• importa

    composições de sufrágios. não conheço coisa alguma.

    engole o vento e sonha: alguns acasos fortuitos, memoráveis eventos, e então acordo.

    penso em percevejo sem chamas, só observo, atento a qualquer movimentação e também qualquer acalento.

    (só sai no caderno)

    expedito traz sossego quando eleva, porque a floresta também é quente, imensa, também se perde. precisa do embrenhar-se no sistema (da natureza) para se sentir desafio, para se ver forte, perseverar e criar coisas que construam sentido.

    o que parcialmente dá sono, e que também desanima, às vezes turva, é que tem tantas gentes sem intelectos, que usam quaisquer cores para se comunicar, e eu acabo tendo preguiça delas, algo vago como “neste mundo já estive aí, ou pior, isso é coisa de cá”.

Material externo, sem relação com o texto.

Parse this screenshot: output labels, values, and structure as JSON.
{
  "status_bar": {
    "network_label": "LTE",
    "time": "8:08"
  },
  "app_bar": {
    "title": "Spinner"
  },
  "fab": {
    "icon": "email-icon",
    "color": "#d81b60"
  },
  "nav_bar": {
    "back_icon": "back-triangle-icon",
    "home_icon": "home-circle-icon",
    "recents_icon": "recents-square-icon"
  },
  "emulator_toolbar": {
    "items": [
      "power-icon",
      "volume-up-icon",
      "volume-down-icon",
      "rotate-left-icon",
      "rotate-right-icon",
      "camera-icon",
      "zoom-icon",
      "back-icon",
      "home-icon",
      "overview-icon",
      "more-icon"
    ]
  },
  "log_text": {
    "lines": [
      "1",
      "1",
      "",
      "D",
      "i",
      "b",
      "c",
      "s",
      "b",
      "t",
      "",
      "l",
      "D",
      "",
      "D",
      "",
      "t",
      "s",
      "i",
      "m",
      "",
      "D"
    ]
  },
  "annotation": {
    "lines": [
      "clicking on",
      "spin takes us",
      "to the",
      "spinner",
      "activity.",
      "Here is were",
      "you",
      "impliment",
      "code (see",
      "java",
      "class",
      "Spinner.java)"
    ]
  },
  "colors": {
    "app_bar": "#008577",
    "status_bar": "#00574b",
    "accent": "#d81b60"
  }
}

    bêbados inertes também sonham, sim acredito, assim como publicitários e porventuras. instituições. cheiram cocaína todas as manhãs e assim mantêm o ritmo, tal como o relógio.

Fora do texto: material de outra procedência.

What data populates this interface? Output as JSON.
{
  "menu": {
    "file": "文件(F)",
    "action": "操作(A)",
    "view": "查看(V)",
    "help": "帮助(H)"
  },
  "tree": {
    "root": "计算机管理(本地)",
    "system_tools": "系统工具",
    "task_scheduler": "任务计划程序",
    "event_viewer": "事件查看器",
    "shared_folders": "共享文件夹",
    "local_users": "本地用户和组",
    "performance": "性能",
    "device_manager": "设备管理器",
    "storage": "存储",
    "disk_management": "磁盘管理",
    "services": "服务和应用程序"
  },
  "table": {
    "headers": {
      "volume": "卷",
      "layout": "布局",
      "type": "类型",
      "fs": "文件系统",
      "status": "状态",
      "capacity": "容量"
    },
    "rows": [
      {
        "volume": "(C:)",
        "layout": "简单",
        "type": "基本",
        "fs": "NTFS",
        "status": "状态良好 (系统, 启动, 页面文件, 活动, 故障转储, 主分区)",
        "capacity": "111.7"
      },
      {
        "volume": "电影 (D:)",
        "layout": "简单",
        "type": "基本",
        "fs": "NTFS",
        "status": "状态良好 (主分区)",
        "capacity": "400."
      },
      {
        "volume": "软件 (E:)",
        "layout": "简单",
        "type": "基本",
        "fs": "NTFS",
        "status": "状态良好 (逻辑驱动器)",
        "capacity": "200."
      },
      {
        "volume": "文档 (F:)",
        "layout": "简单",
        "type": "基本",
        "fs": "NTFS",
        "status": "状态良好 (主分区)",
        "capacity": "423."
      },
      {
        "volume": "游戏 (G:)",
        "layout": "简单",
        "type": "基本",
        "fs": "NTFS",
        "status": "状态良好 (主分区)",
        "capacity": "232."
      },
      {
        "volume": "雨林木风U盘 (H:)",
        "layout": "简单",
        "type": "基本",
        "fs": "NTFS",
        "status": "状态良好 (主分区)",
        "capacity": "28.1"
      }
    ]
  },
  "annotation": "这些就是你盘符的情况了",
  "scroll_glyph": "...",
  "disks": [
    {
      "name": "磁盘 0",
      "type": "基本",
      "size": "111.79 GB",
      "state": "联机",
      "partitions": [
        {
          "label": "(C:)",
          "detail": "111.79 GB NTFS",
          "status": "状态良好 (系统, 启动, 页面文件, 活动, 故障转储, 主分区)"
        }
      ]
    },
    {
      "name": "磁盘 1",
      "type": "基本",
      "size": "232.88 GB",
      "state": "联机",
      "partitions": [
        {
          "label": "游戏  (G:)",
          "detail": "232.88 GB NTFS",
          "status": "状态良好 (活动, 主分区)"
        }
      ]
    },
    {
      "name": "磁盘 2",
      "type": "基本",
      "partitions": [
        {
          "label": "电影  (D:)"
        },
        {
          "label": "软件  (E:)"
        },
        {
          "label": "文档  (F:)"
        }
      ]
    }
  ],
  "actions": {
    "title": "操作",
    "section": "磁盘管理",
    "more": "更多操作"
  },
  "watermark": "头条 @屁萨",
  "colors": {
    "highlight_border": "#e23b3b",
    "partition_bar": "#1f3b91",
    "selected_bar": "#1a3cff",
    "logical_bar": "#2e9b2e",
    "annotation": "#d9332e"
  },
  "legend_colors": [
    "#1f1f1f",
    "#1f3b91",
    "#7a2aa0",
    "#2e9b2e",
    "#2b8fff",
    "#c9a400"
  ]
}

    as manhãs que conheço não têm nome, mal têm hora, mas acontecem quase sempre do mesmo modo: estou tranquila, acordo. o sonho é tão interessante que é difícil me desvencilhar dele. preciso dançar, correr, pois é frustrante constatar que aqui é o mundo “real” e perceber que o sonho, ao puxar tempo para si, refreia e come meu tempo das coisas reais.

    aquele meu tempo que espera. que de tanto misturar os corpos em vão sabe que é muita informação acumular tantos odores e tatos em um só quarto, pele, corpo ou dimensão. sempre escolho bem menos que quatro. nem sempre percebem assim da outra ponta que comunica. só quando há encontro.

    funciono melhor em acasos que combinações.

    pero, porém: sinto saudades.

    e: relembro que minhas incompletudes não são minhas, são memória; ausência de um algo que falha em se construir e ao mesmo tempo se faz: como construir de ausências um ente, como sempre; e lembrar que há tanto aqui, expedito.

  • o acúmulo depois de um tempo pesa

    o acúmulo depois de um tempo pesa
    passa
    atrasa os terrenos

    tempo curtido,
    escasso.

    o acúmulo que tantas
    coisas fiz
    (e de assuntos que não são
    memória)
    a glória
    é construção
    acaso
    limpa que se faz nos braços
    e abraços
    que se preza.

    a calma
    construída
    conhecida

    os lugares mesmos
    meus que não
    permito
    o aflito
    foi abafado em construção

    o ritmo
    das memórias
    das glórias e
    dos bocados bocejos
    cotidianos –
    trabalho

    todos os dias
    no metrô
    os abraços sem abas
    e os atos sem glória
    a história

    a construção do
    ritmo que não
    cabe na memória

    se faz
    nos movimentos
    de um braço queluz

    em cruz

    solfejo,
    tateio,
    alento.

    abre alas
    para um pouso incerto
    (e por isso mesmo,
    esperto)

    compõe bicicleta
    sabe os trejeitos
    da espreita
    e das composições
    das quais só vê
    um
    ou dois
    motivos

    um respiro
    é um começo

  • mar

    a praia é um santuário que as pessoas vão visitar. aquilo que fazemos quando estamos lá, em companhia de pessoas, é apenas tratar como comum o acesso a algo extremamente poderoso, extraordinário. la mer, poderosa, o mar, iemanjá. a força, a energia das marés, da água viva em movimento que é o mar é sentida no corpo por horas depois de ir. e segue. relaxa os músculos, ajuda a respirar, a curar feridas, assimilar contratempos, amar. se amar. amar a si, antes. emanar calmaria, resistência. mesmo quem não mergulha sente, já que a maresia permeia o ambiente, está no ar, arredores. mas, sem dúvida que mergulhar é mais intenso, mais forte.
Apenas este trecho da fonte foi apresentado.